5.3.5.1 The Fourth Commandment according to the understanding of the Old Testament

Like the Mosaic Law as a whole, the Fourth Commandment stands in the context of the Israelites' desert migration (Deuteronomy 5: 16). It is from this historical situation that the original meaning of the commandment can be derived: it applied first and foremost to the liberated Israelites (according to the understanding of the time, it thus did not include women, foreigners, or slaves). They were to show honour to the older members of the family by providing them with support in this arduous journey. The promise mentioned in the commandment also applied to the Israelites: they were to live long–that is things were to go well with them–specifically in Canaan, the land that had yet to be conquered. Here it becomes clear that, for the people of the old covenant, "long days" were associated with earthly life. When the Israelites later settled in Canaan, the children honoured their aged parents by providing for them and caring for them in the event of illness.

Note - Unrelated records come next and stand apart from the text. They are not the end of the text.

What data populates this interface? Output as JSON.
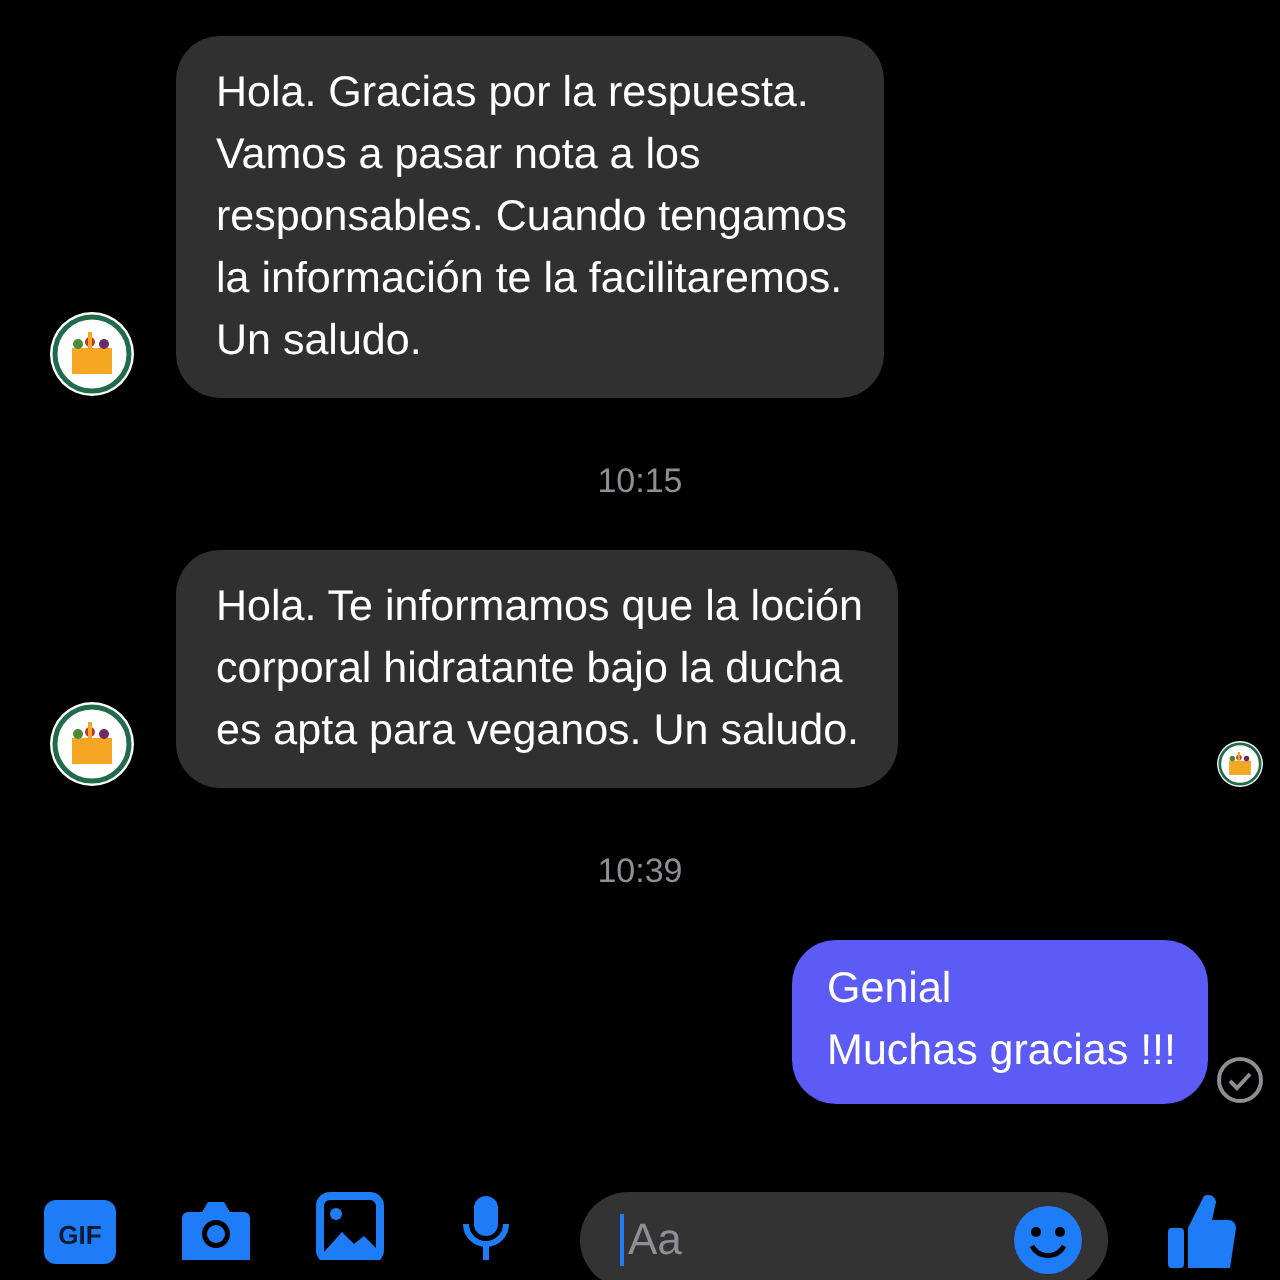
{
  "messages": [
    {
      "kind": "incoming",
      "lines": [
        "Hola. Gracias por la respuesta.",
        "Vamos a pasar nota a los",
        "responsables. Cuando tengamos",
        "la información te la facilitaremos.",
        "Un saludo."
      ]
    },
    {
      "kind": "time",
      "text": "10:15"
    },
    {
      "kind": "incoming",
      "lines": [
        "Hola. Te informamos que la loción",
        "corporal hidratante bajo la ducha",
        "es apta para veganos. Un saludo."
      ],
      "seen": true
    },
    {
      "kind": "time",
      "text": "10:39"
    },
    {
      "kind": "outgoing",
      "lines": [
        "Genial",
        "Muchas gracias !!!"
      ],
      "delivered": true
    }
  ],
  "composer": {
    "gif_label": "GIF",
    "placeholder": "Aa"
  }
}
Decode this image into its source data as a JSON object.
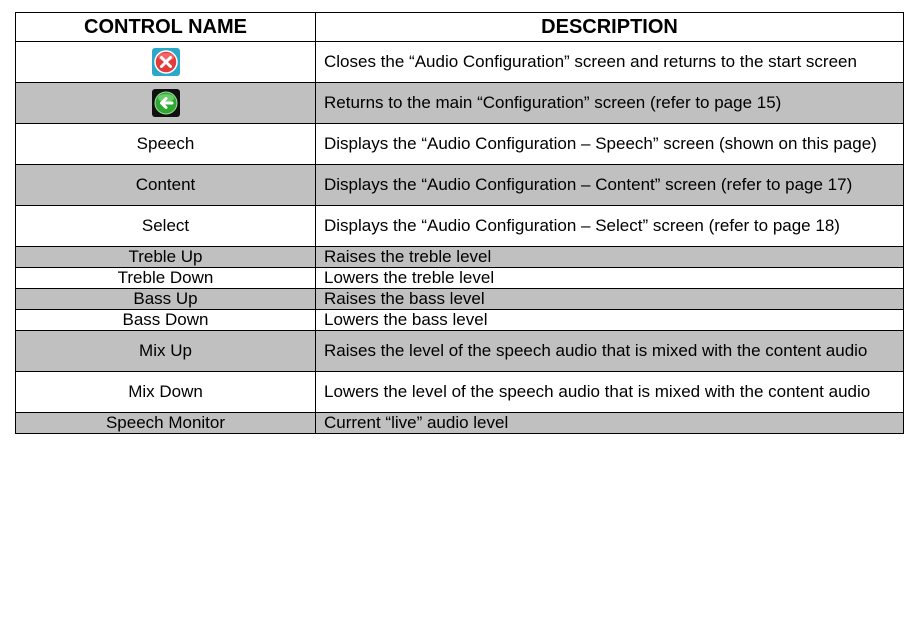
{
  "headers": {
    "control": "CONTROL NAME",
    "description": "DESCRIPTION"
  },
  "rows": [
    {
      "icon": "close-icon",
      "description": "Closes the “Audio Configuration” screen and returns to the start screen"
    },
    {
      "icon": "back-arrow-icon",
      "description": "Returns to the main “Configuration” screen (refer to page 15)"
    },
    {
      "name": "Speech",
      "description": "Displays the “Audio Configuration – Speech” screen (shown on this page)"
    },
    {
      "name": "Content",
      "description": "Displays the “Audio Configuration – Content” screen (refer to page 17)"
    },
    {
      "name": "Select",
      "description": "Displays the “Audio Configuration – Select” screen (refer to page 18)"
    },
    {
      "name": "Treble Up",
      "description": "Raises the treble level"
    },
    {
      "name": "Treble Down",
      "description": "Lowers the treble level"
    },
    {
      "name": "Bass Up",
      "description": "Raises the bass level"
    },
    {
      "name": "Bass Down",
      "description": "Lowers the bass level"
    },
    {
      "name": "Mix Up",
      "description": "Raises the level of the speech audio that is mixed with the content audio"
    },
    {
      "name": "Mix Down",
      "description": "Lowers the level of the speech audio that is mixed with the content audio"
    },
    {
      "name": "Speech Monitor",
      "description": "Current “live” audio level"
    }
  ],
  "colors": {
    "row_alt": "#c0c0c0",
    "close_icon_red": "#e23b3b",
    "close_icon_bg": "#2aa7c9",
    "back_icon_green": "#2fa832"
  }
}
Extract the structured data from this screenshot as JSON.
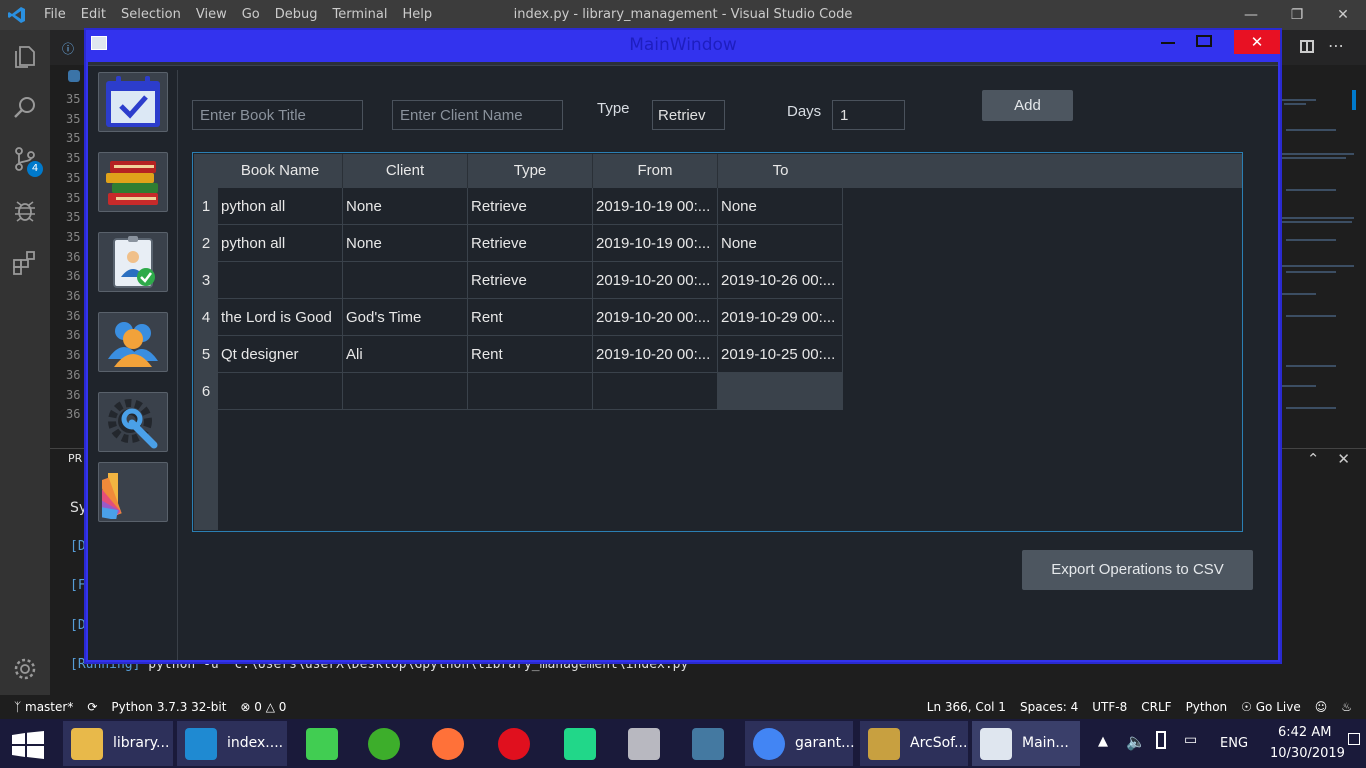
{
  "vscode": {
    "menu": [
      "File",
      "Edit",
      "Selection",
      "View",
      "Go",
      "Debug",
      "Terminal",
      "Help"
    ],
    "title": "index.py - library_management - Visual Studio Code",
    "line_numbers": [
      "35",
      "35",
      "35",
      "35",
      "35",
      "35",
      "35",
      "35",
      "36",
      "36",
      "36",
      "36",
      "36",
      "36",
      "36",
      "36",
      "36"
    ],
    "panel_head": "PR",
    "terminal_lines": [
      "Sy",
      "[D",
      "[F",
      "[D"
    ],
    "running_tag": "[Running]",
    "running_cmd": "python -u \"c:\\Users\\userX\\Desktop\\Gpython\\library_management\\index.py\"",
    "scm_badge": "4",
    "status_left": {
      "branch": "master*",
      "python": "Python 3.7.3 32-bit",
      "errors": "0",
      "warnings": "0"
    },
    "status_right": [
      "Ln 366, Col 1",
      "Spaces: 4",
      "UTF-8",
      "CRLF",
      "Python",
      "Go Live"
    ]
  },
  "window": {
    "title": "MainWindow",
    "close_symbol": "✕"
  },
  "form": {
    "book_title_placeholder": "Enter Book Title",
    "client_name_placeholder": "Enter Client Name",
    "type_label": "Type",
    "type_value": "Retriev",
    "days_label": "Days",
    "days_value": "1",
    "add_label": "Add",
    "export_label": "Export Operations  to CSV"
  },
  "table": {
    "headers": [
      "Book Name",
      "Client",
      "Type",
      "From",
      "To"
    ],
    "rows": [
      {
        "num": "1",
        "book": "python all",
        "client": "None",
        "type": "Retrieve",
        "from": "2019-10-19 00:...",
        "to": "None"
      },
      {
        "num": "2",
        "book": "python all",
        "client": "None",
        "type": "Retrieve",
        "from": "2019-10-19 00:...",
        "to": "None"
      },
      {
        "num": "3",
        "book": "",
        "client": "",
        "type": "Retrieve",
        "from": "2019-10-20 00:...",
        "to": "2019-10-26 00:..."
      },
      {
        "num": "4",
        "book": "the Lord is Good",
        "client": "God's Time",
        "type": "Rent",
        "from": "2019-10-20 00:...",
        "to": "2019-10-29 00:..."
      },
      {
        "num": "5",
        "book": "Qt designer",
        "client": "Ali",
        "type": "Rent",
        "from": "2019-10-20 00:...",
        "to": "2019-10-25 00:..."
      },
      {
        "num": "6",
        "book": "",
        "client": "",
        "type": "",
        "from": "",
        "to": ""
      }
    ]
  },
  "taskbar": {
    "items": [
      {
        "label": "library...",
        "icon": "folder-icon",
        "color": "#e8b94a"
      },
      {
        "label": "index....",
        "icon": "vscode-icon",
        "color": "#1f8ad2"
      },
      {
        "label": "",
        "icon": "qt-icon",
        "color": "#41cd52"
      },
      {
        "label": "",
        "icon": "green-app-icon",
        "color": "#3dae2b"
      },
      {
        "label": "",
        "icon": "firefox-icon",
        "color": "#ff7139"
      },
      {
        "label": "",
        "icon": "opera-icon",
        "color": "#e0101e"
      },
      {
        "label": "",
        "icon": "pycharm-icon",
        "color": "#21d789"
      },
      {
        "label": "",
        "icon": "database-icon",
        "color": "#b8b8c0"
      },
      {
        "label": "",
        "icon": "mysql-icon",
        "color": "#4479a1"
      },
      {
        "label": "garant...",
        "icon": "chrome-icon",
        "color": "#4285f4"
      },
      {
        "label": "ArcSof...",
        "icon": "arcsoft-icon",
        "color": "#c8a040"
      },
      {
        "label": "Main...",
        "icon": "mainwindow-icon",
        "color": "#dfe6ef"
      }
    ],
    "tray_lang": "ENG",
    "time": "6:42 AM",
    "date": "10/30/2019"
  }
}
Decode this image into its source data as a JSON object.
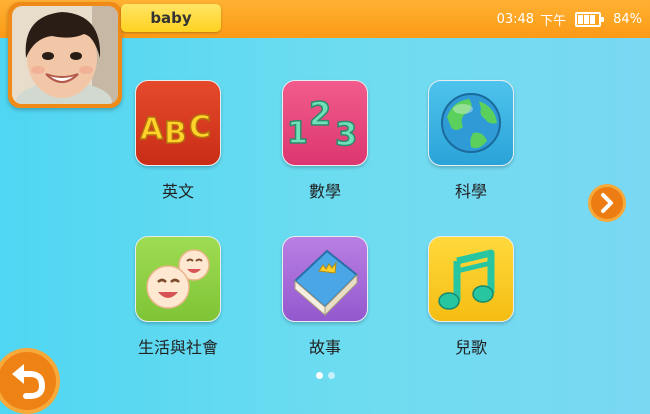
{
  "header": {
    "profile_name": "baby",
    "time": "03:48",
    "ampm": "下午",
    "battery_percent": "84%",
    "battery_level": 0.84
  },
  "apps": [
    {
      "label": "英文",
      "icon": "abc-letters-icon"
    },
    {
      "label": "數學",
      "icon": "numbers-123-icon"
    },
    {
      "label": "科學",
      "icon": "globe-icon"
    },
    {
      "label": "生活與社會",
      "icon": "smiley-faces-icon"
    },
    {
      "label": "故事",
      "icon": "storybook-icon"
    },
    {
      "label": "兒歌",
      "icon": "music-note-icon"
    }
  ],
  "pager": {
    "page": 1,
    "total": 2
  },
  "colors": {
    "header": "#fb9a16",
    "background": "#4fd6f2",
    "accent": "#ef8214"
  }
}
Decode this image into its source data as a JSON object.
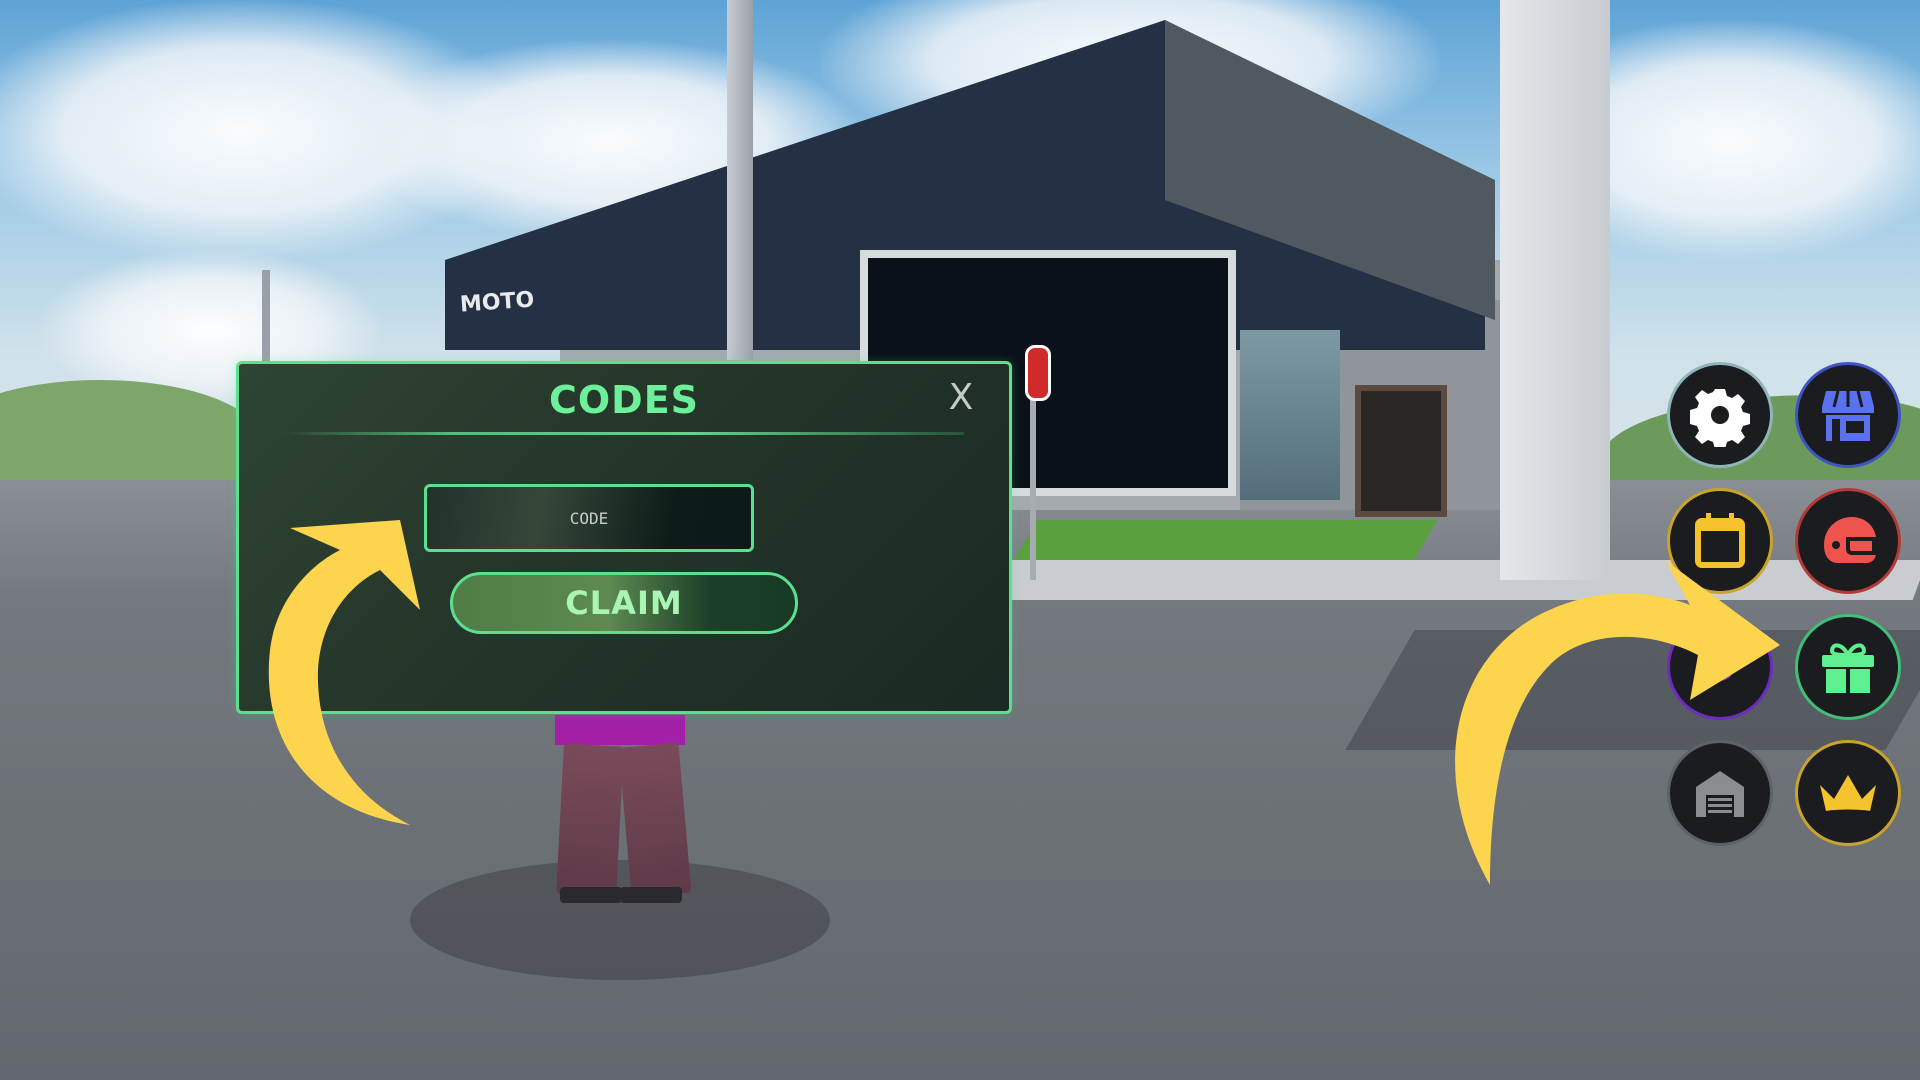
{
  "scene": {
    "building_sign": "MOTO"
  },
  "codes_panel": {
    "title": "CODES",
    "close_label": "X",
    "input_value": "",
    "input_placeholder": "CODE",
    "claim_label": "CLAIM"
  },
  "hud_buttons": [
    {
      "name": "settings",
      "icon": "gear-icon",
      "color": "#ffffff",
      "border": "#8fb5b8"
    },
    {
      "name": "shop",
      "icon": "store-icon",
      "color": "#5b72f0",
      "border": "#3f54c4"
    },
    {
      "name": "daily-rewards",
      "icon": "calendar-icon",
      "color": "#f5c12e",
      "border": "#c9a42a"
    },
    {
      "name": "helmets",
      "icon": "helmet-icon",
      "color": "#f0534e",
      "border": "#b53a36"
    },
    {
      "name": "events",
      "icon": "purple-icon",
      "color": "#8a35e0",
      "border": "#6d2cc0"
    },
    {
      "name": "codes",
      "icon": "gift-icon",
      "color": "#5ef08f",
      "border": "#3fbf78"
    },
    {
      "name": "garage",
      "icon": "garage-icon",
      "color": "#8a8d90",
      "border": "#5c6368"
    },
    {
      "name": "vip",
      "icon": "crown-icon",
      "color": "#f5c32e",
      "border": "#c9a42a"
    }
  ],
  "annotations": {
    "arrow_color": "#fdd44e"
  }
}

Several writings of the Old Testament give interpretations of this commandment: for example, Ecclesiasticus 3: 12 relates the Fourth Commandment to the relationship with the now aged parents: "My son, help thy father in his age, and grieve him not as long as he liveth." Proverbs 1: 8 admonishes obedience toward father and mother, and according to Tobit 10: 12, even one's parents-in-law are to be honoured: "And he said to his daughter, 'Honour thy father and thy mother-in-law, which are now thy parents, that I may hear good report of thee.' And he kissed her."